Walikota Banda Aceh Presentasi Pengurangan Risiko Bencana Pada Konferensi PBB di Jepang

Pada hari ke ketiga pelaksanaan Konferensi Ketiga PBB Mengenai Pengurangan Risiko Bencana (The 3rd UN World Conference on Disaster Risk Reduction (UNWCDRR)), Wali Kota Banda Aceh   Illiza Sa’aduddin Djamal   diundang sebagai salah satu panelis dari tujuh panelis untuk memberikan presentasi pada seminar bertajuk “Resilient Communities: Our Home, Our Community, Our Recovery”.

Sementara keenam panelis lainnya adalah Mr Maitree Jongkraijug Ketua LSM Bann Nam Khem Thailand, Ms Cheryl Padullo Ketua Komunitas DAMPA Filipina, Mr Maung Maung Myint UN-HABITAT Myanmar, Ms Atsu Shibata Ketua masyarakat Kota Kamaichi Jepang, Mr Shigetoshi Miyawaki Ketua masyarakat Kota Saeki Jepang dan Mr Alfred S Romualdez Wali Kota Tacloban Philipina.

Pada acara yang digelar di Kota Sendai, Jepang tersebut, Wali Kota Illiza mendapatkan kesempatan pertama untuk menyampaikan presentasinya di dalam forum yang dihadiri oleh hampir seluruh perwakilan negara sedunia itu, Senin (16/3/2015).

Mengawali presentasinya, Illiza memaparkan tiga fase penanggulangan berdasarkan pengalaman Kota Banda Aceh menghadapai bencana gempa dan tsunami 2004 lalu. Pertama, fase tanggap darurat dan rehabilitasi. “Fase ini lebih difokuskan pada pencarian, penyelamatan dan pengobatan korban dengan melibatkan lembaga nasional dan pemerintah daerah,” katanya.

Kedua, fase rehabilitasi dan rekonstruksi yang difokuskan pada pemulihan, termasuk pembangunan kembali infrastruktur, pemukiman dan sebagainya. “Tahapan ini melibatkan LSM, masyarakat internasional, BRR dan pemerintah daerah.”

Ketiga, fase pembangunan berkelanjutan yang difokuskan pada pemulihan. Fase ini, kata Illiza, tergantung pada pemerintah daerah dengan mengimplementasikan strategi pembangunan baru seperti strategi kota hijau, strategi mitigasi bencana dan lain-lain.

Menurut Illiza, ada dua strategi yang diterapkan oleh Pemko Banda Aceh dalam pembangunan kota pasca tsunami, yakni dari aspek fisik dan non fisik. “Dalam aspek fisik, kami terapkan melalui sistem peringatan dini, peta administrasi, peta spasial dan peta mitigasi yang menunjukkan daerah yang rentan, peta perencanaan tata ruang, escape road dan escape building.”

Aspek non fisik, kata wali kota, juga memainkan peranan penting.

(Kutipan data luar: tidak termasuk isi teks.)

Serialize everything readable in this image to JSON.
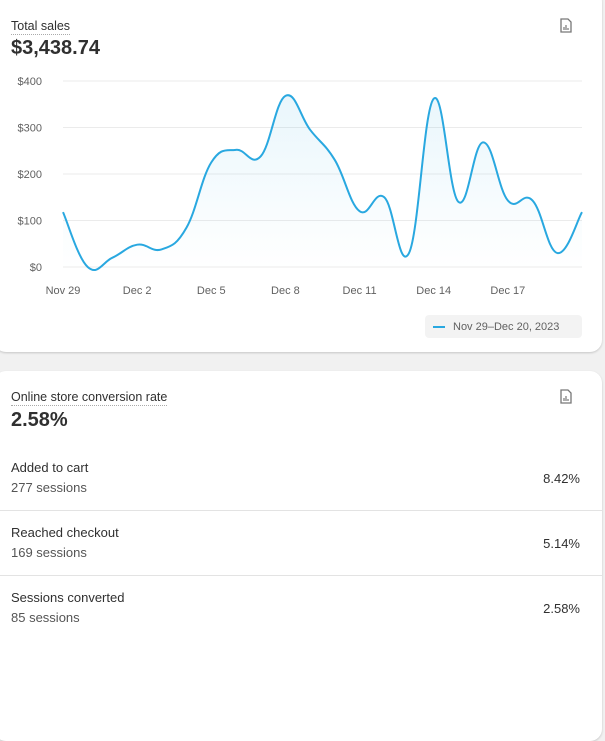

Salah satu kunci yang mempercepat proses pemulihan paska bencana tahun 2004 adalah kearifan lokal aceh. “Masyarakat Aceh dikenal sebagai orang-orang memegang teguh ajaran agama dan ada keyakinan bahwa bencana adalah ujian dari Allah SWT agar kita bisa menjadi lebih baik di masa mendatang.”

Hal lainnya, Banda Aceh telah mengembangkan kemitraan dalam pengurangan resiko bencana dengan beberapa institusi pendidikan, lembaga penelitian, kota dan organisasi internasional, seperti LIPI, Universitas setempat, JICA, Kota Higashi Matsushima, UCLG, CDIA dan Citynet.

Masih menurut Illiza, rekonstruksi dan rehabilitasi telah meningkatkan pembangunan ekonomi di Banda Aceh secara tidak langsung. “Saat ini, PDB per kapita atas dasar harga konstan menjadi dua kali lebih tinggi dibandingkan sebelum tsunami. Sedangkan PDB per kapita berdasarkan harga pasar meningkat menjadi lima kali lebih tinggi dibandingkan dengan kondisi sebelum tsunami,” katanya.